Recruiters, said Gilles Kepel, a professor at Sciences Po in Paris and an expert on political Islam, “have been very shrewd at using the language of social networks.” The GoPro camera, used to film attacks in real time, “provides the link between virtual and real.”

Mohammed Merah, 23 at the time, had a camera attached to his chest when he shot dead three French servicemen in Toulouse and nearby Montauban in March 2012. He also filmed his attack a few days later on a Toulouse Jewish school, where he killed three children and a teacher.

Many of the French jihadists come from the banlieues, the segregated suburban housing projects of big cities, but radical Islam also recruits among middle-class families. The French policy of strict secularism, which prohibits the burqa in public places and the Islamic head scarf in public schools, is a grievance used to attract female jihadists.

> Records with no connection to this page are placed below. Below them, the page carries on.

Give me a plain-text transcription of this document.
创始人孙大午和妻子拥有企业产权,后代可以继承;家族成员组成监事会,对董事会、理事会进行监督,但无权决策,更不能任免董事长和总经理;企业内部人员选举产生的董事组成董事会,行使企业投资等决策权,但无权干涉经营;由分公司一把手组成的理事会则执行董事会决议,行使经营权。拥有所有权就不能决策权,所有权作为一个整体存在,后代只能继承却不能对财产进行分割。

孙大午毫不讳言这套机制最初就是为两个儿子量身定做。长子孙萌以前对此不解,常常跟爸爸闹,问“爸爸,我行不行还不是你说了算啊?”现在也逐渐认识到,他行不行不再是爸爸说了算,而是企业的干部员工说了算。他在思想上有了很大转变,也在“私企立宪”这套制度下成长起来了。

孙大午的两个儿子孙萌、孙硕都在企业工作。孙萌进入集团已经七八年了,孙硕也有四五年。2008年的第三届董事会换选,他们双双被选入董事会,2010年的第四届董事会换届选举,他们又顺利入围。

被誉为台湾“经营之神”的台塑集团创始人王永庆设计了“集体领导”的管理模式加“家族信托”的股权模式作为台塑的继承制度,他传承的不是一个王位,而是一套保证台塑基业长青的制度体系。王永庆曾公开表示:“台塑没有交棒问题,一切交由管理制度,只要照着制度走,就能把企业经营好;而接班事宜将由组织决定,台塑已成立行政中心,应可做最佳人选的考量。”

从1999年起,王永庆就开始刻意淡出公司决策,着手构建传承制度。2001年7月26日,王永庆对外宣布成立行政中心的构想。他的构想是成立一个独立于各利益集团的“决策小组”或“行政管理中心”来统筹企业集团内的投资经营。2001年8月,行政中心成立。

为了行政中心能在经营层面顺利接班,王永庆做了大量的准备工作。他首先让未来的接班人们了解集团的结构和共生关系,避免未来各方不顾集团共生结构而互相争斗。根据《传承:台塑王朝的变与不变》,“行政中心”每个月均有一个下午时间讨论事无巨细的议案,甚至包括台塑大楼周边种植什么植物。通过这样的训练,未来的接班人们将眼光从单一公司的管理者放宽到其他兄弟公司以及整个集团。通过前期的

The French government, which has long relied on tough antiterrorist legislation, is tempted to take even harsher steps. It set up a toll-free phone line at the end of April to help concerned families, and in the first week alone, 24 cases of would-be jihadists, five of whom had already left for Syria, were uncovered. But the real shock came on May 30, when Mehdi Nemmouche was arrested in Marseilles, on a bus from Amsterdam, carrying a bag full of weapons and jihadist paraphernalia. Mr. Nemmouche, 29, has been held since then as the main suspect in the attack on the Jewish Museum in Brussels, which cost four lives on May 24.

Born in Roubaix, in what used to be the industrial heartland of France, to a broken French-Algerian family, he ran into trouble early and was jailed seven times in 10 years. The last sentence, five years for robbery, sealed his fate: Behind bars, he met radical Islamists and became one.

Three weeks after his release in December 2012, he went to Syria, where he fought for more than a year. Mr. Nemmouche’s jihad represents a step further: He is the first French fighter to come back from the Syrian battlefield to carry the jihad into the heart of Europe. With him, the dreaded threat has become reality.

Six months ago, Manuel Valls, then the interior minister, warned that jihadism is “the greatest danger we will have to face in the next few years.” Now, as prime minister, he is scrambling for new measures and European cooperation on the issue. But his fellow countrymen are still struggling to understand the deeper meaning of this menace in their midst.

Sylvie Kauffmann is the editorial director and a former editor in chief of Le Monde.